3 Tips for (Safely) Grilling With Kids

Various condiments sitting on a stainless steel table next to grilling utensils

Grilling is a traditional pastime for dads, but your kids may want to help you too, just like they help mom in the kitchen. Grilling is a little different than cooking in the kitchen, though. While the kids can pitch in on preparation, you need to set some ground rules to keep them safe.

Grilling Safety Basics

First, any grill – whether gas or charcoal – should be kept outdoors and away from the house and deck railings. The National Fire Protection Association also advises that you position it away from the eaves of your roof and any overhanging trees.

When grilling up your food, stay in the cooking area the whole time and make sure your children are a safe distance away from the grill to prevent burns, just as you would with the stove or oven in the kitchen.

Food Safety for Grilling

The last you thing you want when grilling is to make anyone sick, especially your kids. Children are more susceptible to foodborne illness than adults, so make sure your grill is clean and meats are cooked to the proper temperature. Be sure to use separate plates for raw and cooked meats to prevent contaminating cooked meat with the raw juices.

It's the least fun part of grilling, but after you finish cooking and eating, clean your grill as directed by the manufacturer. Bacteria can grow on any leftover bits of food clinging to the metal, which may make your next grilled meal unpleasant. Use hot, soapy water to wash your spatula, tongs, basting brush and any other tools you used while cooking, or run them through the dishwasher.
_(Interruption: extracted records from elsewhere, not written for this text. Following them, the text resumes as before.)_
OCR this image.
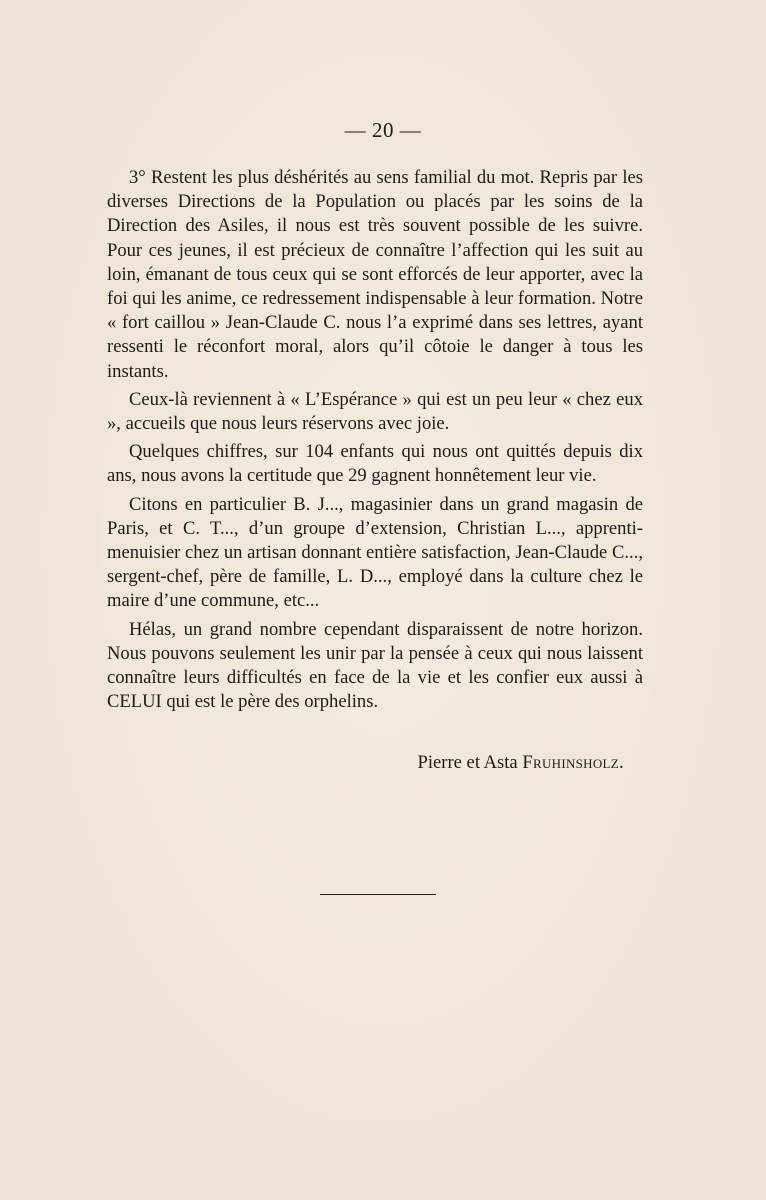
— 20 —

3° Restent les plus déshérités au sens familial du mot. Repris par les diverses Directions de la Population ou placés par les soins de la Direction des Asiles, il nous est très souvent possible de les suivre. Pour ces jeunes, il est précieux de connaître l’affection qui les suit au loin, émanant de tous ceux qui se sont efforcés de leur apporter, avec la foi qui les anime, ce redressement indispensable à leur formation. Notre « fort caillou » Jean-Claude C. nous l’a exprimé dans ses lettres, ayant ressenti le réconfort moral, alors qu’il côtoie le danger à tous les instants.

Ceux-là reviennent à « L’Espérance » qui est un peu leur « chez eux », accueils que nous leurs réservons avec joie.

Quelques chiffres, sur 104 enfants qui nous ont quittés depuis dix ans, nous avons la certitude que 29 gagnent honnêtement leur vie.

Citons en particulier B. J..., magasinier dans un grand magasin de Paris, et C. T..., d’un groupe d’extension, Christian L..., apprenti-menuisier chez un artisan donnant entière satisfaction, Jean-Claude C..., sergent-chef, père de famille, L. D..., employé dans la culture chez le maire d’une commune, etc...

Hélas, un grand nombre cependant disparaissent de notre horizon. Nous pouvons seulement les unir par la pensée à ceux qui nous laissent connaître leurs difficultés en face de la vie et les confier eux aussi à CELUI qui est le père des orphelins.

Pierre et Asta Fruhinsholz.
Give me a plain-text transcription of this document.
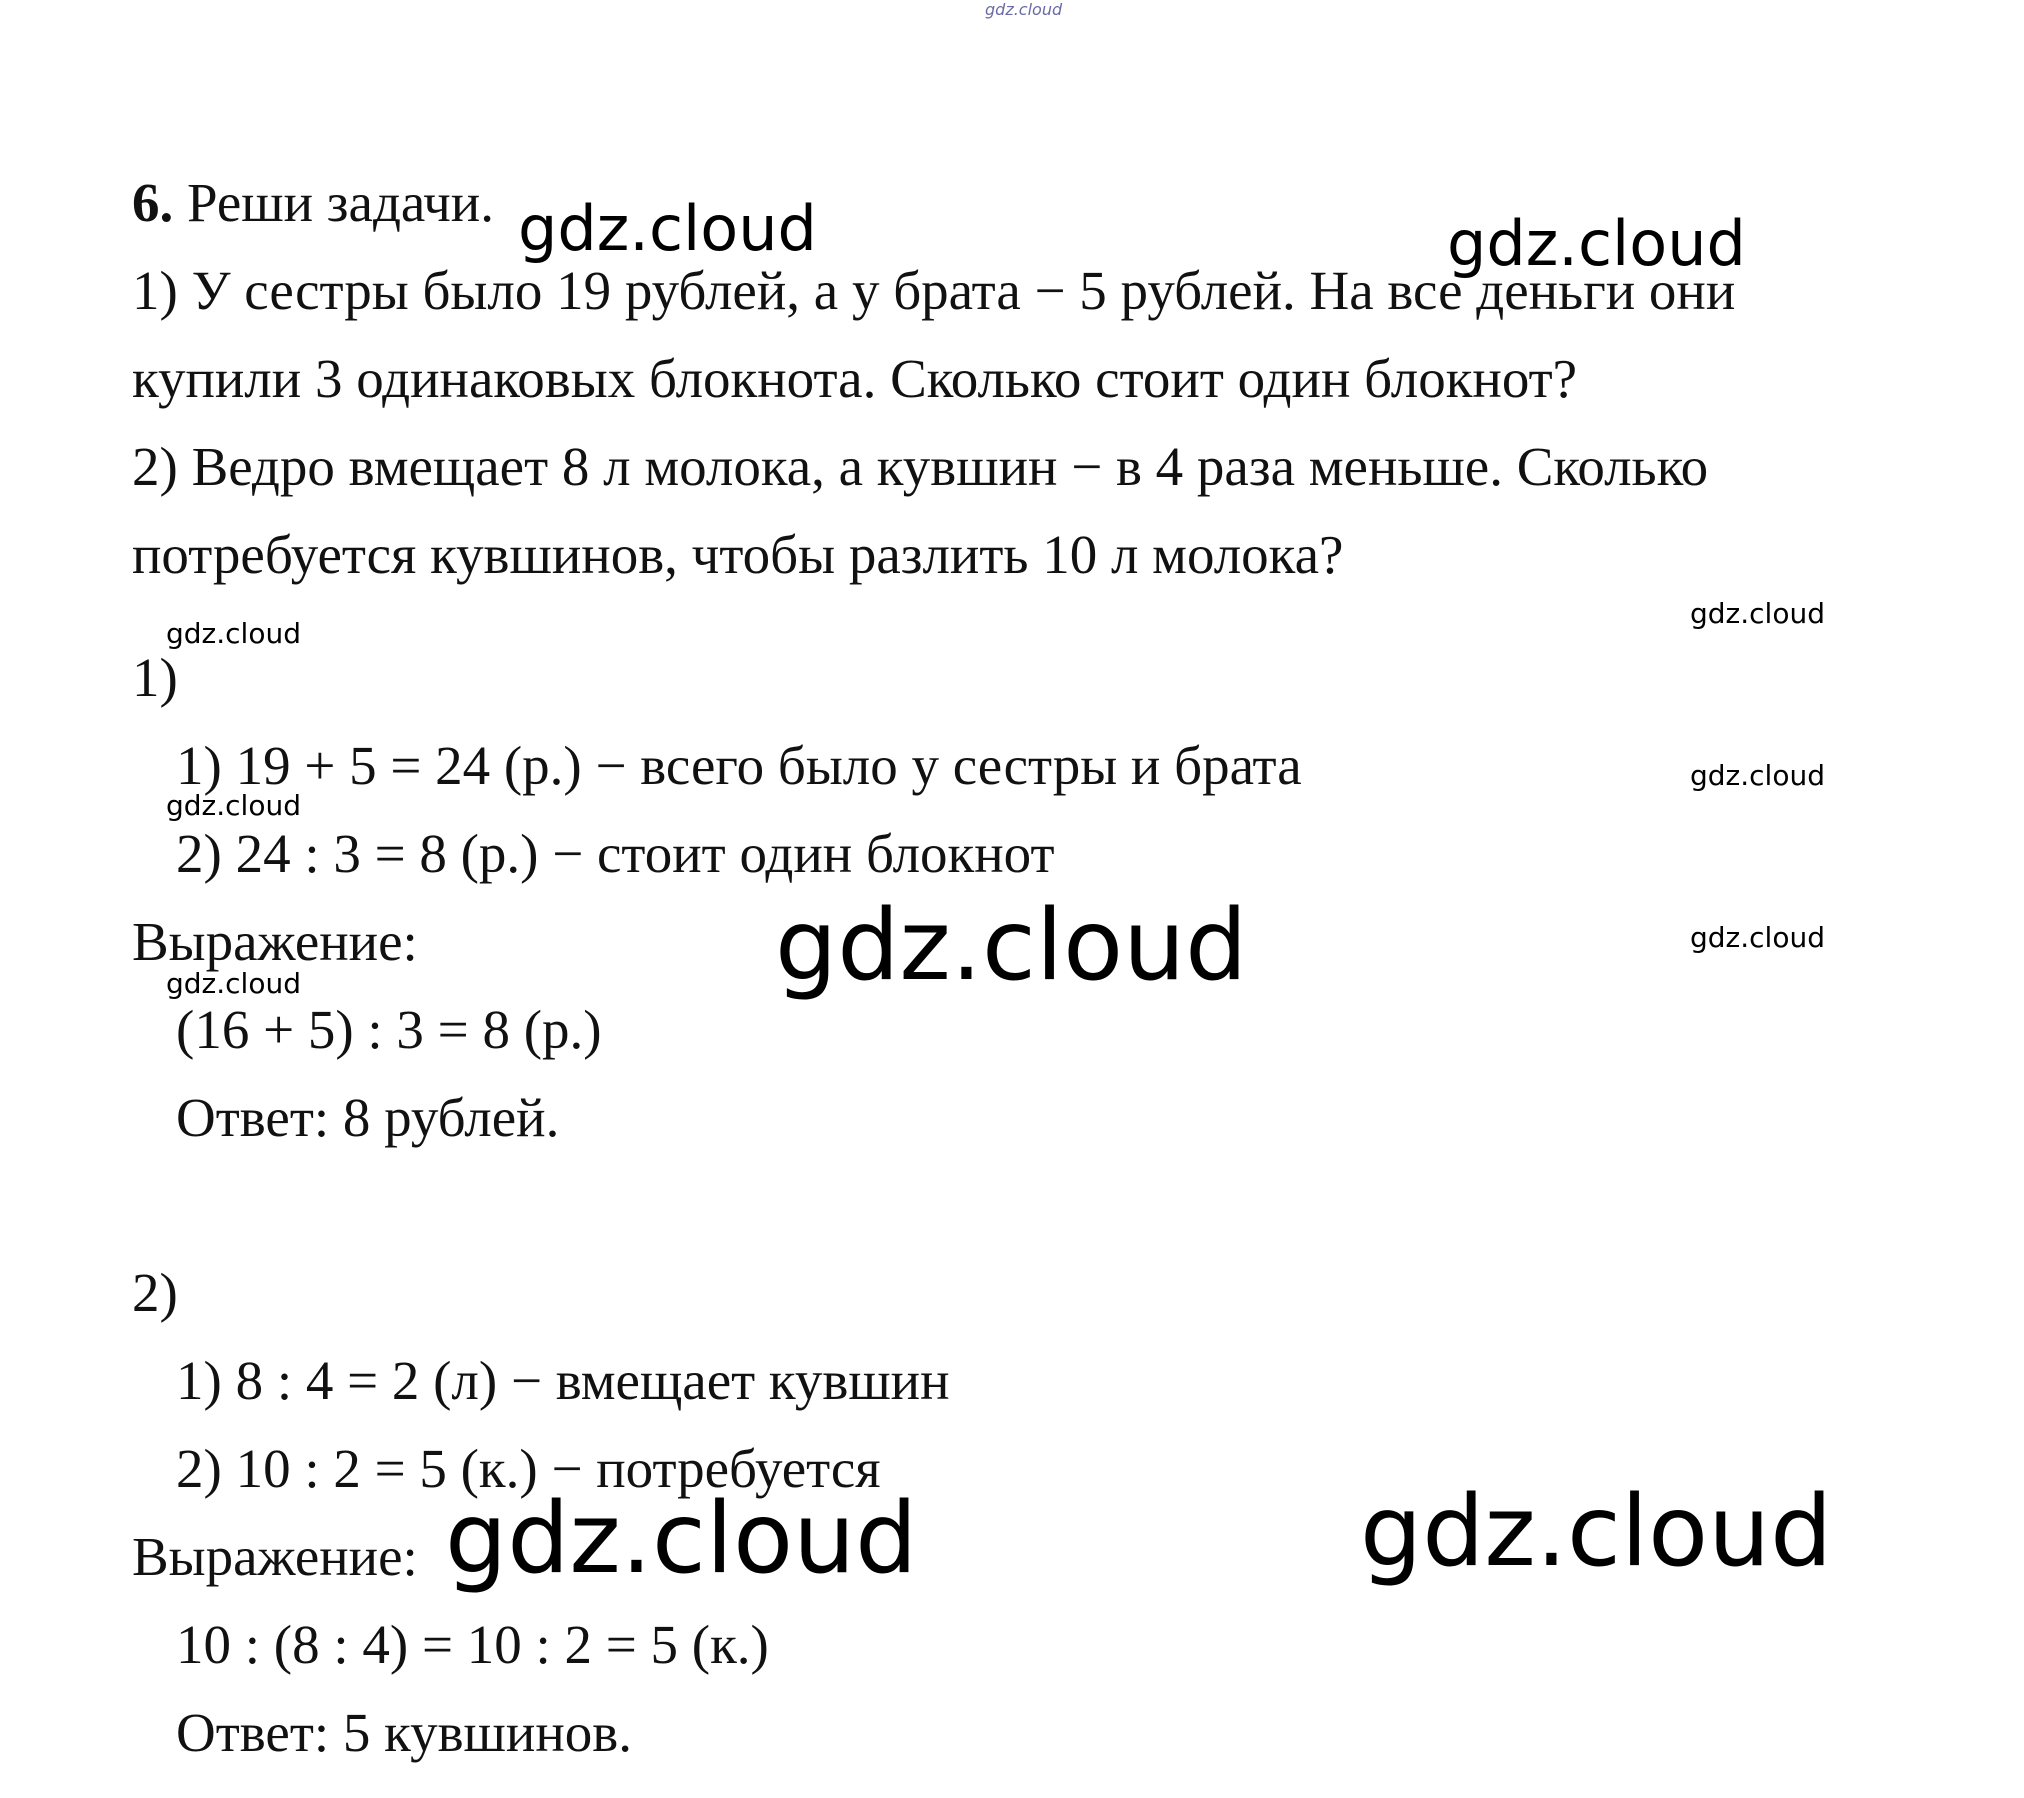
gdz.cloud
gdz.cloud	gdz.cloud
gdz.cloud
gdz.cloud
gdz.cloud
gdz.cloud
gdz.cloud	gdz.cloud
gdz.cloud
gdz.cloud	gdz.cloud
6. Реши задачи.
1) У сестры было 19 рублей, а у брата − 5 рублей. На все деньги они
купили 3 одинаковых блокнота. Сколько стоит один блокнот?
2) Ведро вмещает 8 л молока, а кувшин − в 4 раза меньше. Сколько
потребуется кувшинов, чтобы разлить 10 л молока?
1)
1) 19 + 5 = 24 (р.) − всего было у сестры и брата
2) 24 : 3 = 8 (р.) − стоит один блокнот
Выражение:
(16 + 5) : 3 = 8 (р.)
Ответ: 8 рублей.
2)
1) 8 : 4 = 2 (л) − вмещает кувшин
2) 10 : 2 = 5 (к.) − потребуется
Выражение:
10 : (8 : 4) = 10 : 2 = 5 (к.)
Ответ: 5 кувшинов.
Check your meats with a food thermometer to make sure they're cooked to the proper temperature:

  • Hot dogs and sausage: 160° F
  • Hamburgers: 160° F
  • Steak and pork: 145° F
  • Chicken: 165° F
  • Fish: 145° F

What Your Kids Can Do

While your kids shouldn't be flipping burgers or basting the chicken legs, they can help you with some of the pre-grilling prep work. If you make your own marinades or barbecue sauce, young children can get the ingredients out of the cupboard and refrigerator. Older children can measure and mix the ingredients or pour marinades over the meat.

Let your kids gather the hamburger and hot dog rolls, condiments and other fixings you might need. They can also set the table, so it's ready to go when your masterpieces are grilled to perfection — after all, your world-famous barbecue chicken legs will need some extra napkins!

Most importantly, be sure your kids wash their hands before and after handling food, and before they eat.